He wasn’t talking about the budget itself—he was talking about the documentation of the budget. He said:
One thing I have learned in business is you can’t make sound decisions with faulty information.
That’s why the first thing he’s going to do, if he gets elected, is have an audit done so that people can figure out where our money is going.
If that was the only thing he did, it would be a huge contribution, and enough reason to vote for him.
Contrast that with Cruz Bustamante, who evidently thinks he can fix a $38 billion deficit with $8 billion in new taxes and $5 billion in spending cuts. That doesn’t even add up.

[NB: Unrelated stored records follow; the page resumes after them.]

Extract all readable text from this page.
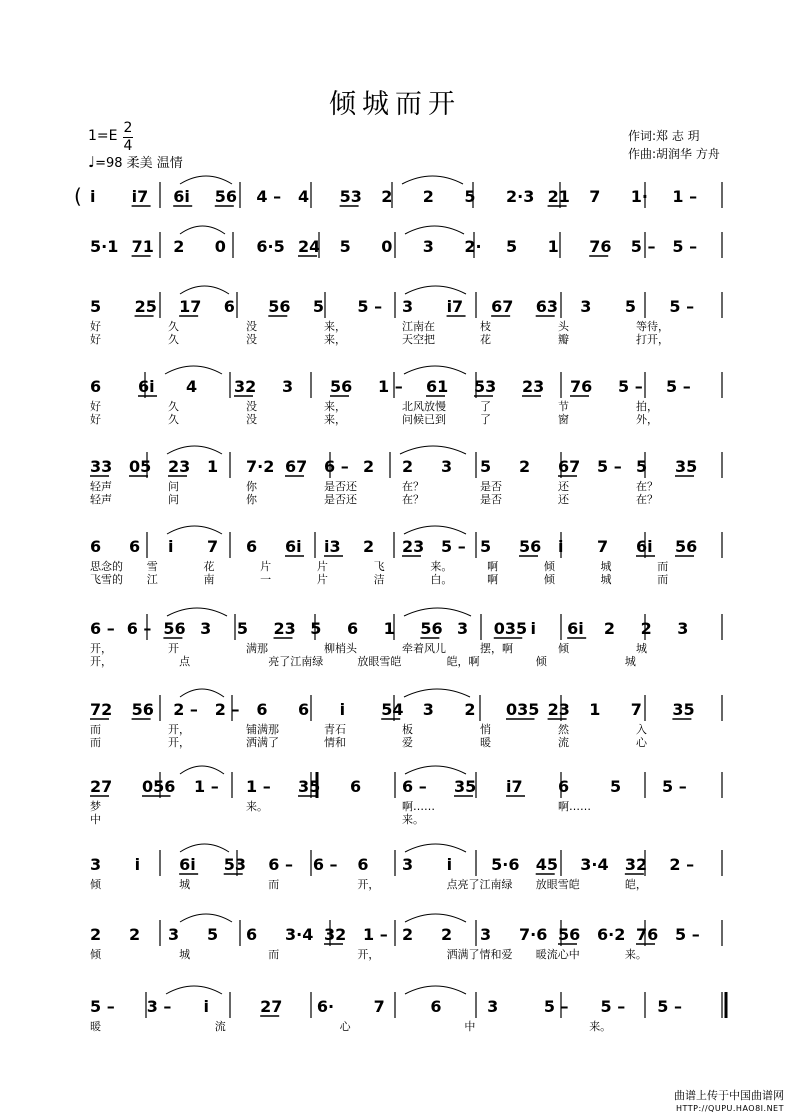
倾城而开
1=E 2
4
♩=98 柔美 温情
作词:郑 志 玥
作曲:胡润华 方舟
( i i7 6i 56 4 – 4 53 2 2 5 2·3 21 7 1· 1 –
5·1 71 2 0 6·5 24 5 0 3 2· 5 1 76 5 – 5 –
5 25 17 6 56 5 5 – 3 i7 67 63 3 5 5 –
好	久	没	来，	江南在	枝	头	等待，
好	久	没	来，	天空把	花	瓣	打开，
6 6i 4 32 3 56 1 – 61 53 23 76 5 – 5 –
好	久	没	来，	北风放慢	了	节	拍，
好	久	没	来，	问候已到	了	窗	外，
33 05 23 1 7·2 67 6 – 2 2 3 5 2 67 5 – 5 35
轻声	问	你	是否还	在？	是否	还	在？
轻声	问	你	是否还	在？	是否	还	在？
6 6 i 7 6 6i i3 2 23 5 – 5 56 i 7 6i 56
思念的 雪	花	片	片	飞	来。	啊	倾	城	而
飞雪的 江	南	一	片	洁	白。	啊	倾	城	而
6 – 6 – 56 3 5 23 5 6 1 56 3 035 i 6i 2 2 3
开，	开	满那	柳梢头	牵着风儿	摆，啊	倾	城
开，	点	亮了江南绿	放眼雪皑	皑，啊	倾	城
72 56 2 – 2 – 6 6 i 54 3 2 035 23 1 7 35
而	开，	铺满那	青石	板	悄	然	入
而	开，	洒满了	情和	爱	暖	流	心
27 056 1 – 1 – 35 6	6 – 35 i7 6	5	5 –
梦	来。	啊……	啊……
中	来。
3 i 6i 53 6 – 6 – 6 3 i 5·6 45 3·4 32 2 –
倾	城	而	开，	点亮了江南绿 放眼雪皑	皑，
2 2 3 5 6 3·4 32 1 – 2 2 3 7·6 56 6·2 76 5 –
倾	城	而	开，	洒满了情和爱 暖流心中	来。
5 – 3 – i	27 6· 7	6	3	5 – 5 – 5 –
暖	流	心	中	来。
曲谱上传于中国曲谱网
HTTP://QUPU.HAO8I.NET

Cruz is offering only more of the same.
As in business, there is an advantage to being an outsider (in this case, Arnold and also his advisory team.) Sacramento has had an Alice in Wonderland quality about it for a long time.
The Schwarzenegger team can approach the audit task without being vulnerable to criticism that they were part of the problem. They can look at the problem without also looking over their shoulders.
While in an ideal world our next governor would have prior governmental experience, it's not clear that even a seasoned Sacramento hand (especially a Republican one) would have much of a leg up in this area.
Finally, the cleanup process itself promises to run counter to many special interests. Again, someone with no stake in prior decisions may be freer to propose efficiencies that will be painful to legislators on both sides of the aisle.